Resistant
You are naturally resistant (or even immune) to noxious items or substances that are not direct, physical attacks. This gives you a bonus on all HT rolls to resist incapacitation or injury from such things.
The bonus from Resistant applies to all rolls to resist noxious effects within a particular category – usually some combination of disease, poison, and environmental syndromes (altitude sickness, the bends, space sickness, etc.). It also applies to rolls to resist attacks that use these effects. This includes Afflictions with one of Blood Agent, Contact Agent, Follow-Up, or Respiratory Agent, and Innate Attacks that have such modifiers and inflict toxic or fatigue damage.
Resistant does not protect against effects that Damage Resistance or Protected Sense either stop or provide a HT bonus to resist. This includes Afflictions and Innate Attacks that do not have any of the modifiers given above.
The base cost for Resistant depends on the rarity of the effects it counteracts:
- Very Common: A broad category within the noxious items described above. Example: Metabolic Hazards (all threats that only affect the living, including all disease and poison, plus such syndromes as altitude sickness, bends, seasickness, and jet lag - but not Radiation). 30 points.
- Common: A group of related items encountered as often in nature as in an attack, or some other suitably broad subset of "Very Common." Example: Poison (all toxins, but not asphyxiants or corrosives) or Sickness (all diseases and environmental syndromes). 15 points.
- Occasional: A group of closely related items more often encountered in nature than as a deliberate attack, or a subset of a "Common" group. Examples: Disease (all bacteria, viruses, fungus infections, etc.) or Ingested Poison. 10 points.
- Rare: A specific item or environmental syndrome, or a subset of an "Occasional" group. Examples: Acceleration (blackouts due to extreme G-forces), Altitude Sickness, Bends (decompression sickness), Seasickness, or Space Sickness; Nanomachines. 5 points.
Multiply base cost to reflect your degree of resistance:
- You are totally immune to all noxious effects, and never have to make resistance rolls (write this as "Immunity" on your character sheet): ×1.
- You have +8 to all HT rolls to resist: ×1/2.
- You have +3 to all HT rolls to resist: ×1/3.
Drop all fractions from the final cost.
An ordinary human could believably have any level of resistance to a mundane "Rare" item, such as Seasickness. He might also have Resistant to Disease (+3) [3], Resistant to Disease (+8) [5], or Resistant to Poison (+3) [5]. Anything more would be superhuman. Golems, robots, undead, and other beings that are not truly “alive” must take Immunity to Metabolic Hazards [30]; this is already included in the Machine meta-trait.

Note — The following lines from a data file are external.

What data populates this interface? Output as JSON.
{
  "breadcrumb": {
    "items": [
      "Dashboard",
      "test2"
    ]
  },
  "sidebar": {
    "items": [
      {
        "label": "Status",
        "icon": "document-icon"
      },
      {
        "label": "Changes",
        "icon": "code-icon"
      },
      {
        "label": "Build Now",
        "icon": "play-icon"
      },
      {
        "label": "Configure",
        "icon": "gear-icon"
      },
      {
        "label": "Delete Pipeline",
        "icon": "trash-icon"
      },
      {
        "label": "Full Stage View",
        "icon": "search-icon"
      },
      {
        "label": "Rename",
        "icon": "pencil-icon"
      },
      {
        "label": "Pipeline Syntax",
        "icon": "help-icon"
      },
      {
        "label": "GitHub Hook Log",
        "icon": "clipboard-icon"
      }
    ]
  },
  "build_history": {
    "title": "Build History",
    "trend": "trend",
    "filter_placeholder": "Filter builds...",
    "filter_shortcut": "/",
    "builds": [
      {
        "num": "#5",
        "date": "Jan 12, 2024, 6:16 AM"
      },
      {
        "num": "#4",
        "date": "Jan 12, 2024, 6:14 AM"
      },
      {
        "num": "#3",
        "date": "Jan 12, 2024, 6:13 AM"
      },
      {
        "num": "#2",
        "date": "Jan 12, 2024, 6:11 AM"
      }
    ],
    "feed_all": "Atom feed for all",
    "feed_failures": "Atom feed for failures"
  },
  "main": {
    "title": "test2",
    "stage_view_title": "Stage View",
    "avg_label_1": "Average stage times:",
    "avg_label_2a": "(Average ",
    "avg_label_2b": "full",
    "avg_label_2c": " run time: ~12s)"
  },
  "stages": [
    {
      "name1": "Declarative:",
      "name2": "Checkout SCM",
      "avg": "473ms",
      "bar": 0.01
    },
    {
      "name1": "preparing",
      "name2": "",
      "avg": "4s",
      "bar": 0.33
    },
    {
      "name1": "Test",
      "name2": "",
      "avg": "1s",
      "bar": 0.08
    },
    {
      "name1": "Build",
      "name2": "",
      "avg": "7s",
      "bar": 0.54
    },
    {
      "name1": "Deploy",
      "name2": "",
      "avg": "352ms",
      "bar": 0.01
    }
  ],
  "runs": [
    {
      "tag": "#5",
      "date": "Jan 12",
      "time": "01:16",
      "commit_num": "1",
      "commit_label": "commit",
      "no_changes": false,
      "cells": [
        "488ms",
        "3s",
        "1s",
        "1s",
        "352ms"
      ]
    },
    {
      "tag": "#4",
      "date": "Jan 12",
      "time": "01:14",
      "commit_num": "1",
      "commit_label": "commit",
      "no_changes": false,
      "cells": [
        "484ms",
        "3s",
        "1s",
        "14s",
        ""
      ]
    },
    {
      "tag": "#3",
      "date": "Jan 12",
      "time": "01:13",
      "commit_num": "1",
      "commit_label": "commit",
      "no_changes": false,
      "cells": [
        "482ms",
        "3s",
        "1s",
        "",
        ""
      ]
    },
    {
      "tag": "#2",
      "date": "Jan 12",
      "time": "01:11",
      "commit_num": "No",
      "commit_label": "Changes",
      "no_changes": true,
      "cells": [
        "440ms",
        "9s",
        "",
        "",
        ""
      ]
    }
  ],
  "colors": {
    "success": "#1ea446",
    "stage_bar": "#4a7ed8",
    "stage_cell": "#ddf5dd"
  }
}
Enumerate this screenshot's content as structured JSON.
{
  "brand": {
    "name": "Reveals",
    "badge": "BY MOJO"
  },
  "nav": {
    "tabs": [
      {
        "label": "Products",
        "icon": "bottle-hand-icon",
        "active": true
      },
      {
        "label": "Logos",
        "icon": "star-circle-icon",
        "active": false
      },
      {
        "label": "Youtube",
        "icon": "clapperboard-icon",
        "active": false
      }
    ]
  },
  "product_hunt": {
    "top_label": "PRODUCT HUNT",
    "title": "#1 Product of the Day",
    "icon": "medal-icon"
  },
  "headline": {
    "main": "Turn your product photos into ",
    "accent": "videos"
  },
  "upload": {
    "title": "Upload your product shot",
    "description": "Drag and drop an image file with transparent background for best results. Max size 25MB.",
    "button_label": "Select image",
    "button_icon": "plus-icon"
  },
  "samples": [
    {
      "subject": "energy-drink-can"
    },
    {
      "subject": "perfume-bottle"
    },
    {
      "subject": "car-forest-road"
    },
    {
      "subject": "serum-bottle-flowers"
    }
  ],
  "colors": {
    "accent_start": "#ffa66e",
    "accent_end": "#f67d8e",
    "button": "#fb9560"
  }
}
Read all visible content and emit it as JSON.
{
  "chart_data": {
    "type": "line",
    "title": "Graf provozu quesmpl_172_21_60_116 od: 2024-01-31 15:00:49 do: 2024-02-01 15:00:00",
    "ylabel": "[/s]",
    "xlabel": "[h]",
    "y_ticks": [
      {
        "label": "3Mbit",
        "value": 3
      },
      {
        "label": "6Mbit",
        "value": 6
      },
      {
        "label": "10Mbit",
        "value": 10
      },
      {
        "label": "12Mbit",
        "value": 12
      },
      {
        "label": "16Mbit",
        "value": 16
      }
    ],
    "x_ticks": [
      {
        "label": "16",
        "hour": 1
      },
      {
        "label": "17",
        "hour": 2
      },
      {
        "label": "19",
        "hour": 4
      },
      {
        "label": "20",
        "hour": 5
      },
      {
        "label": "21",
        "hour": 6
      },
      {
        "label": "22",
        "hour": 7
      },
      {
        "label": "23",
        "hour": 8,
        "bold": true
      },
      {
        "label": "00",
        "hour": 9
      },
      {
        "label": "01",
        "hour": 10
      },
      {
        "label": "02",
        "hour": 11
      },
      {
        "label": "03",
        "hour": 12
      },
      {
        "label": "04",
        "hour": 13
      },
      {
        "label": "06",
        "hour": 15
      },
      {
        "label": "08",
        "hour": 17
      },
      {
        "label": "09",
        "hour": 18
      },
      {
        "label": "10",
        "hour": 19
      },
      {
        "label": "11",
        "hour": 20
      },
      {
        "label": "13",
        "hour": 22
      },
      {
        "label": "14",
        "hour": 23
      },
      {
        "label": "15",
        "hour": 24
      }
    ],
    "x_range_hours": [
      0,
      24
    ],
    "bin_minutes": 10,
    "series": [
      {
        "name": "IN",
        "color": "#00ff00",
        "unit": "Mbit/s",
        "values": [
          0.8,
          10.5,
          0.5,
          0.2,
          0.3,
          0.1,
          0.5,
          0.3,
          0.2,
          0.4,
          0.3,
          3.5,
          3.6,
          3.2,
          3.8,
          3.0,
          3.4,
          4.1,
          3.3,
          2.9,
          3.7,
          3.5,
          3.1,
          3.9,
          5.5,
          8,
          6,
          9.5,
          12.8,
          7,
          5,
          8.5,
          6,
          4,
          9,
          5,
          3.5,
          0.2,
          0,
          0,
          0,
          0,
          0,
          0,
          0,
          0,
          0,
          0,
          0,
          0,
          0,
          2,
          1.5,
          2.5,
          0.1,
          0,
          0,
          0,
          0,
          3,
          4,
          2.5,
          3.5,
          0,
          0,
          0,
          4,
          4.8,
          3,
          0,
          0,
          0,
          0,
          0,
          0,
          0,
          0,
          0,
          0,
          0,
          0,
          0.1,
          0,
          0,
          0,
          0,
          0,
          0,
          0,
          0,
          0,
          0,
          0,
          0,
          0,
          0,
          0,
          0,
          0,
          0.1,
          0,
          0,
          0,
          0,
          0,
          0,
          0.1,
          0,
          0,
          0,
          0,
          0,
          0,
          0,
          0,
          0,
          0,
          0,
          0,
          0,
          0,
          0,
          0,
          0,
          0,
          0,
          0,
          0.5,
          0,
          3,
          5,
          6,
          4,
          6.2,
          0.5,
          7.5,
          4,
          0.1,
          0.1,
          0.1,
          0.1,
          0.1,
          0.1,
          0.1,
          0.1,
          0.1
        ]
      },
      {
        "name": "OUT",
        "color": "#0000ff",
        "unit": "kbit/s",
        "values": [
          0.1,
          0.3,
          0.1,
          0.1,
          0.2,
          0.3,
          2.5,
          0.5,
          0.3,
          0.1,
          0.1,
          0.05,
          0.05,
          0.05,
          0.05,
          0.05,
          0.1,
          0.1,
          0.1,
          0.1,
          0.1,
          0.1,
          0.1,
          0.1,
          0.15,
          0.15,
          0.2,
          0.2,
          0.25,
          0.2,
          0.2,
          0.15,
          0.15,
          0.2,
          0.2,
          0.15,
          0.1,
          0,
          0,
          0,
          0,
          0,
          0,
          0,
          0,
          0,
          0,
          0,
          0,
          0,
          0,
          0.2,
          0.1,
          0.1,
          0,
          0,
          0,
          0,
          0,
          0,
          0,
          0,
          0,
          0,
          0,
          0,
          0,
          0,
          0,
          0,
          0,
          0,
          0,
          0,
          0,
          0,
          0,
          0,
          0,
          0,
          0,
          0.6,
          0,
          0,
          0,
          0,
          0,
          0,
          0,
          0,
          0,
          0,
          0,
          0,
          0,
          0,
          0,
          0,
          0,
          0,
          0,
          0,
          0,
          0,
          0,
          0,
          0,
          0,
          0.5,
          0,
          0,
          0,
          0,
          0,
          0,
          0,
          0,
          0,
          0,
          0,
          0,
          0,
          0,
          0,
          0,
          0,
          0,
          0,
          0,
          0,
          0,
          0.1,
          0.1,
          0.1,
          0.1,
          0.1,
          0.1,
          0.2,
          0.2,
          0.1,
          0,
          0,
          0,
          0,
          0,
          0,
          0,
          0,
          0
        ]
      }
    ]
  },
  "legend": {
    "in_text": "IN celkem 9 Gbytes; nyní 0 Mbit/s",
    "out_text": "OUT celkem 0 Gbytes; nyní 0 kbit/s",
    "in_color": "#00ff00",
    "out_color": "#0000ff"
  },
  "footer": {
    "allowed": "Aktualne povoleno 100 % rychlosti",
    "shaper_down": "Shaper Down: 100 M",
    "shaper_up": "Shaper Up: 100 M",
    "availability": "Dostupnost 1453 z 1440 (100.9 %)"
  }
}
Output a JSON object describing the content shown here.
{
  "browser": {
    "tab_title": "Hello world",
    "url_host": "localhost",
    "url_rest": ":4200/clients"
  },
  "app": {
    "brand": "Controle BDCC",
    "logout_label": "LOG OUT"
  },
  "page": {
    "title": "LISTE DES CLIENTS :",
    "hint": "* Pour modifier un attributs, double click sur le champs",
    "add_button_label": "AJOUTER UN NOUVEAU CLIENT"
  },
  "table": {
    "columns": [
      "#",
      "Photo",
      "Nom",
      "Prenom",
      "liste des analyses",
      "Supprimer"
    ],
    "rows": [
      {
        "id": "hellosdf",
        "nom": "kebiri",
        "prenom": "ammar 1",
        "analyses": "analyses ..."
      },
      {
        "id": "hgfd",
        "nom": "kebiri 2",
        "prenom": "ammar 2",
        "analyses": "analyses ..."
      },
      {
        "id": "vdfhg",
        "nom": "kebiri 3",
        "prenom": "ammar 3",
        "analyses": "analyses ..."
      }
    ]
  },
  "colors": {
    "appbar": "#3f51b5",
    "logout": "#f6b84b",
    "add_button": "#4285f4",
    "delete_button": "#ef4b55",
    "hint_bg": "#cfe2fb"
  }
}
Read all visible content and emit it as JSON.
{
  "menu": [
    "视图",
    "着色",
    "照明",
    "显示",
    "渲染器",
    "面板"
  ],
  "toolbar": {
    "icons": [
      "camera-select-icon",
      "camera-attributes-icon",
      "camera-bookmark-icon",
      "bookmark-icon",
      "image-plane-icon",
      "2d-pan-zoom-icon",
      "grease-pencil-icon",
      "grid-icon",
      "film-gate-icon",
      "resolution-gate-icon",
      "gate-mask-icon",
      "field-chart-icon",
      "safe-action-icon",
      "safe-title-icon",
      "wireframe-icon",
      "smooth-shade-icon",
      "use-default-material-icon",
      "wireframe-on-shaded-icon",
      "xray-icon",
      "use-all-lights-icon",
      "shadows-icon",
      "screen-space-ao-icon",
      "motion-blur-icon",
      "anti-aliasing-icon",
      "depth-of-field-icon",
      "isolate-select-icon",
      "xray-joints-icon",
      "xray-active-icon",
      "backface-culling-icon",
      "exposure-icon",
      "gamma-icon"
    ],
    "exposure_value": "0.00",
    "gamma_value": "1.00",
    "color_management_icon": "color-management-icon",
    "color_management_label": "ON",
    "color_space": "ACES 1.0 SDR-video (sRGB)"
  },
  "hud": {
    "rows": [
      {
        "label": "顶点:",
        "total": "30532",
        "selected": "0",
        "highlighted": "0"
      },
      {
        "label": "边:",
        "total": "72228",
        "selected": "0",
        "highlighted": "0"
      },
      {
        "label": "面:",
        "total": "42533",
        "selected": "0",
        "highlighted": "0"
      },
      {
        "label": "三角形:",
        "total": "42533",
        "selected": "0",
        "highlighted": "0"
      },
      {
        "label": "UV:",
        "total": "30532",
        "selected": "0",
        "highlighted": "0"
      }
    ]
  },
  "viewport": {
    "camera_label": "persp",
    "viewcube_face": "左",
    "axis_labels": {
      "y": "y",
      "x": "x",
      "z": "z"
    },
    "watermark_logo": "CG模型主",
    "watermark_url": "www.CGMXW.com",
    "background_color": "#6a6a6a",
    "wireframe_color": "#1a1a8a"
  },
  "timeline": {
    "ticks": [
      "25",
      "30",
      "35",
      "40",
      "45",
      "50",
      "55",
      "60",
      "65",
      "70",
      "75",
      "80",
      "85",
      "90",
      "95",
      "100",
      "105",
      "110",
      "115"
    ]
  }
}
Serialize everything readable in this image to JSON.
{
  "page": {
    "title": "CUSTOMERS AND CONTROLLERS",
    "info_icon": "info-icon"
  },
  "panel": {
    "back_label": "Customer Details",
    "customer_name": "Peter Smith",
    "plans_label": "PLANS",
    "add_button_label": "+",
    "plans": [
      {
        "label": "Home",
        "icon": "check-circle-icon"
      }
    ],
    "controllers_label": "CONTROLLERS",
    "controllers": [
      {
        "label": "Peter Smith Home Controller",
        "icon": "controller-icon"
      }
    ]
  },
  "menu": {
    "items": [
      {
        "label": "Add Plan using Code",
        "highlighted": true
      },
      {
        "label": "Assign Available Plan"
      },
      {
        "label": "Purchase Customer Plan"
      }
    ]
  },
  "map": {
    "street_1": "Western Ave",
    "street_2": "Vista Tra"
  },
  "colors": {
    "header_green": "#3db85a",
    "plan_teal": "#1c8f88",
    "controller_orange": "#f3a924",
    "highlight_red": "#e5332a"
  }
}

When in doubt, the GM's word is final.
Mental Resistance: It is possible to be Resistant to a purely mental threat. This works as described above, except that the bonus applies to resistance rolls against IQ and Will instead of HT. "Psionics" is an allowed category, and is considered Very Common.
Immunity to Disease
Resistant (Occasional), 10 points.
Immunity to Metabolic Hazards
This does not include radiation. While mechanics are not very susceptible, semiconductors and many materials are. Immunity (Radiation) costs 5 points; in Fallout world, radiation is an occasional hazard and it costs 10 points.
See Also
Martial Arts
Martial artists in cinematic games can be Resistant to Hypnotic Hands (p. 61), Invisibility Art (p. B202), Kiai (p. B203), Pressure Points (p. B215), or “Hand of Death” attacks (see Innate Attack, pp. 45-47). Neck-toughening exercises (an “iron neck”) allow Resistant to Neck Injury, which gives a bonus in Quick Contests to avoid injury from chokes (p. B370) and Neck Snap (p. B404). Arm exercises might give a similar bonus to resist injury from Arm Lock (p. B403) and Wrench Limb (p. B404). Individually, the above items are “Rare.” Resistant (+3) to any one of them costs 1 point and makes an excellent Style Perk.
The blanket category “Chi Abilities” is comparable in importance to “Psionics” and therefore “Very Common.” Anyone might enjoy Resistant to Chi Abilities (+3) [10]; this represents unusually strong chi. Individuals with Trained by a Master can go as high as Resistant to Chi Abilities (+8) [15]. Immunity to Chi Abilities [30] only suits unnatural beings. These traits protect against all noxious effects caused by cinematic skills or chi powers (see Chi Powers for Martial Artists, p. 46).